Le jour où je suis morte

16/11/10


Coma ; n.m. : la mort comme si vous y étiez.



Je me souviens de peu de choses. Bien trop peu. Le soleil a peiné à se lever, pour sûr, prisonnier de son épais manteau de brume. J'ai trouvé le spectacle charmant et me suis immédiatement projetée ailleurs afin d'en profiter dignement. J'ai bêtement décidé d'aller explorer les Monts des Cas, fidèles collaborateurs, me servant parfois de modèles en cas de belles intempéries. 8h30 : j'enfourne le matériel photographique nécessaire dans mon sac LowerPro arrivé en fin de vie, n'ayant d'ailleurs pas survécu à la vague de sang qui l'aura, un peu plus tard dans la matinée, submergé et me bats avec sa fermeture avant de prendre précipitamment le volant. 8h45 : j'avance d'abord sans but précis, ne sachant trop où donner de la tête. Il me semble avoir commencé par le Mont Noir. N'étant en aucun cas satisfaite de mes captures, j'ai repris la route pour finalement me retrouver sur un de ces chouettes chemins de randonnée, magnifié par la brume. L'espèce de nébulosité qui monopolisait l'endroit le rendait mystérieux, énigmatique à souhait. Motivée, j'ai immédiatement vissé ma focale Sigma au bout de mon K20 pour tester cette dernière, puisque toute nouvelle. Et me voilà partie pour une bonne heure de prise de vue.
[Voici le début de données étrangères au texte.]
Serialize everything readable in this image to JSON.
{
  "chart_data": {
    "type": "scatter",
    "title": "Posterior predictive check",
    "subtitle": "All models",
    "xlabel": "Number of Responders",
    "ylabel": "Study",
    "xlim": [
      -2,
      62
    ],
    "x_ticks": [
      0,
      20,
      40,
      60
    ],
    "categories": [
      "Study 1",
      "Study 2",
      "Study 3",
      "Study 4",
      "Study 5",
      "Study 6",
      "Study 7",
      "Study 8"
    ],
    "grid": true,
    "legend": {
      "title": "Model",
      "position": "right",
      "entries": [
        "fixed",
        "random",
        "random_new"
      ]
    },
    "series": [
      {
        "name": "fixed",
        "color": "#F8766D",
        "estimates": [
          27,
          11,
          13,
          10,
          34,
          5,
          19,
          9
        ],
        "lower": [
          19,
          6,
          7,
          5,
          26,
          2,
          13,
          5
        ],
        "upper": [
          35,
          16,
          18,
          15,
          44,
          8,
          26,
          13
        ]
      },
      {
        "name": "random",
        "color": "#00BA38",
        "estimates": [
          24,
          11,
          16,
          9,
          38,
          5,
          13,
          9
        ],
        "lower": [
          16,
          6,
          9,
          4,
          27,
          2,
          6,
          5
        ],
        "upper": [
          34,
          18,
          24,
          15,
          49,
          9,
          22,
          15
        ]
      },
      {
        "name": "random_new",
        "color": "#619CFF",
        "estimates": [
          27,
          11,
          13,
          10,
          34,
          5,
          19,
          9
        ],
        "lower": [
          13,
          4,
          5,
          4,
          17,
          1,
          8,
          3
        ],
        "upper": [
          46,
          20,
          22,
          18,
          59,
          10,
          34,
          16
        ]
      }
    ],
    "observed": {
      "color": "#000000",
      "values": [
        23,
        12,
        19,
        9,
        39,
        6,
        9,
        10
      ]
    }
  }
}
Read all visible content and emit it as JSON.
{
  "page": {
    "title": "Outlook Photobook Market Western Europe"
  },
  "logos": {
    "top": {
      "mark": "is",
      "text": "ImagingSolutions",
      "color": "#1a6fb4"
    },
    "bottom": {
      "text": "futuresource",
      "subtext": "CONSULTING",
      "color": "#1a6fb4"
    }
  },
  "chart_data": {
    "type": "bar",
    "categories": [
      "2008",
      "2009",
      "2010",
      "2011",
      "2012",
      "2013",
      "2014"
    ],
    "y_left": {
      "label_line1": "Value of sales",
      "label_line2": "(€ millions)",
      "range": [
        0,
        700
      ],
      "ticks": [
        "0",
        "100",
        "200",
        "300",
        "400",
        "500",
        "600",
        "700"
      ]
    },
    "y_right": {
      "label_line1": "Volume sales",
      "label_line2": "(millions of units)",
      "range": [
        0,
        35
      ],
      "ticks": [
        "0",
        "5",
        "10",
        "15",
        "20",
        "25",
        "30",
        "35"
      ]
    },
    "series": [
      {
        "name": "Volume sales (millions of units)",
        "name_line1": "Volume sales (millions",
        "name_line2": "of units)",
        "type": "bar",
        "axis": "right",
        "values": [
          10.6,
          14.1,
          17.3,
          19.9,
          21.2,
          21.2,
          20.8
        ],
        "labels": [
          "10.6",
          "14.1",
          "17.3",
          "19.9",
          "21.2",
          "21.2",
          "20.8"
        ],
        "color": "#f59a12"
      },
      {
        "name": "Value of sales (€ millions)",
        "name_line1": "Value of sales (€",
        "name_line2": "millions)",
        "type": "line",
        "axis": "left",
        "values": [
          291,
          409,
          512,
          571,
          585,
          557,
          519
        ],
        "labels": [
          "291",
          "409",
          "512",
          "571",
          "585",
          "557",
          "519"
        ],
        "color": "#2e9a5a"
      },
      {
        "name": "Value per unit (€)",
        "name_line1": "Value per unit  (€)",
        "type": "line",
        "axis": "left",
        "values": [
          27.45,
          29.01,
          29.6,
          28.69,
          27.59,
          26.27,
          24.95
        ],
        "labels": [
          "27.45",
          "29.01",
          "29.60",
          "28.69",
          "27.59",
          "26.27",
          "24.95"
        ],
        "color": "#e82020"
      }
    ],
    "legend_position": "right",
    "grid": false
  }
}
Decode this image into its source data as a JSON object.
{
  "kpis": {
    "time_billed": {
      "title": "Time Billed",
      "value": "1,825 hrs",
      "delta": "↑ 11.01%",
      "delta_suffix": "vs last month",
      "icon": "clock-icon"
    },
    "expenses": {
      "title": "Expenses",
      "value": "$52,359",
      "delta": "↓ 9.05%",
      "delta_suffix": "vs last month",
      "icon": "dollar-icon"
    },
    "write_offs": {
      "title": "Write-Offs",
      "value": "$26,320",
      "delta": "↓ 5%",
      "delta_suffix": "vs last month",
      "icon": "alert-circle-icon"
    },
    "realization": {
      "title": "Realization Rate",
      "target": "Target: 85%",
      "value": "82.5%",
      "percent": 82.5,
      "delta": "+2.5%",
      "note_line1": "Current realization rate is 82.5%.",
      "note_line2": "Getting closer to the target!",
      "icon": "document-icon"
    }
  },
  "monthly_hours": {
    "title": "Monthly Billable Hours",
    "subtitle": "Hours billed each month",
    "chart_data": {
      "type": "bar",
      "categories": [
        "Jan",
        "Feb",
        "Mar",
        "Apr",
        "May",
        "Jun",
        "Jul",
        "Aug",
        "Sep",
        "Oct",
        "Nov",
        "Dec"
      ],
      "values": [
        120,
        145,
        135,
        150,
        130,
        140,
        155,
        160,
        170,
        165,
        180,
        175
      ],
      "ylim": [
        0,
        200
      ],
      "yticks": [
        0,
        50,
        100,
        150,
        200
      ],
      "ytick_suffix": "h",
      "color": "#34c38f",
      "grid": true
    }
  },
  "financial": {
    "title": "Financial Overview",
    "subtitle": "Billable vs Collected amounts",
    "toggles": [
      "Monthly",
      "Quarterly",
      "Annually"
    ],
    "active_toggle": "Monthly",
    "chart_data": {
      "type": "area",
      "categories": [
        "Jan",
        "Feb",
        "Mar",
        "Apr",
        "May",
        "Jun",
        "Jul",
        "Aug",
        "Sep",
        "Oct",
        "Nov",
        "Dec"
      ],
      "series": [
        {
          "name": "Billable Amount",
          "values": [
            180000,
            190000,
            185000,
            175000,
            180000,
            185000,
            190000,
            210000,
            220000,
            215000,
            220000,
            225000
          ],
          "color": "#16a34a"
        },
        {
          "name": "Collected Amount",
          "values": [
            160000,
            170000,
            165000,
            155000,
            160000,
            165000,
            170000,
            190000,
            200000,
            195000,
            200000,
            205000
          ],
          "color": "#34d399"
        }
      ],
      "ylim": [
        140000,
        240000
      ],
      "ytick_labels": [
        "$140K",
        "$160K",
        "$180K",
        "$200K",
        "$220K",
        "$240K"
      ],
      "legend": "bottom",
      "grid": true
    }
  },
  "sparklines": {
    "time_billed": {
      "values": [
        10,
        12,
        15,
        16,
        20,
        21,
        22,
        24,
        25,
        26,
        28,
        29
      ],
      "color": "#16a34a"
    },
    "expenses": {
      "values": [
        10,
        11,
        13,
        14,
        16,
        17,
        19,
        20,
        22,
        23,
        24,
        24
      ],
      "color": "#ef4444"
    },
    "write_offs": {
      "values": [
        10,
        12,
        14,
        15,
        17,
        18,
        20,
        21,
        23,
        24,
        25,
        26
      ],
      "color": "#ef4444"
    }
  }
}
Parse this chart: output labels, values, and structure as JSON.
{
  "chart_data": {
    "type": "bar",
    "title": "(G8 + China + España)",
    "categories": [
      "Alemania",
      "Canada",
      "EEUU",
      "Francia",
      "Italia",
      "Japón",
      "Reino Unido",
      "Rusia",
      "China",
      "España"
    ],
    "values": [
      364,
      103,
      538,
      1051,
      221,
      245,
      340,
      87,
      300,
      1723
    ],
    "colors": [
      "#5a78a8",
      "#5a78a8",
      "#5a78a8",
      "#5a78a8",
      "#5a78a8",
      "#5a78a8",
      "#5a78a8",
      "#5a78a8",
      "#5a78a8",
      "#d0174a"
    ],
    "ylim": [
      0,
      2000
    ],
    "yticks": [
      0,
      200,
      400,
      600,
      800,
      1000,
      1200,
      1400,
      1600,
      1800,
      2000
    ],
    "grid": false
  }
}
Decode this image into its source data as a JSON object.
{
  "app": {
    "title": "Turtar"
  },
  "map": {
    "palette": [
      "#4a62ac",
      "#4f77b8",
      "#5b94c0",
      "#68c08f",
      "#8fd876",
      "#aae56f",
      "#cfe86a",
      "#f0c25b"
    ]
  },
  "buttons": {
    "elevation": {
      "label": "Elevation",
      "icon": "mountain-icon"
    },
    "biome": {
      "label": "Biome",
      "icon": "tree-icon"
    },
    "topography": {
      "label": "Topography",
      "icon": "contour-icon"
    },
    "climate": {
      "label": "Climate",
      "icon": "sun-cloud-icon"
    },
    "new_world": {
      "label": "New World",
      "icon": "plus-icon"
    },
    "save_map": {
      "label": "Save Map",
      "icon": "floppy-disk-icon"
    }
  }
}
Mes vertèbres à l'agonie ainsi que les batteries épuisées de l'appareil me rappellent à l'ordre : il est temps pour moi de rentrer. 10h51 : mon subconscient, à la base bien plus prudent que la personne qui le loge, me souffle assurément de prendre l'autoroute, plus rapide et plus sûre, en vue des étranges conditions météorologiques. Après moult réflexions actives, trente secondes montre en main, je renonce à emprunter les chemins de campagne qui m'ont menée jusqu'ici ; sait-on jamais? 10h53 : je m'engage, convaincue, sur l'autoroute A25 et c'est ici que s'arrêtent mes souvenirs. Aussi flous, aussi vagues soient-ils. Le néant.


Rapide et prudent, hein
Il m'aura fallu près de quatre mois pour rentrer.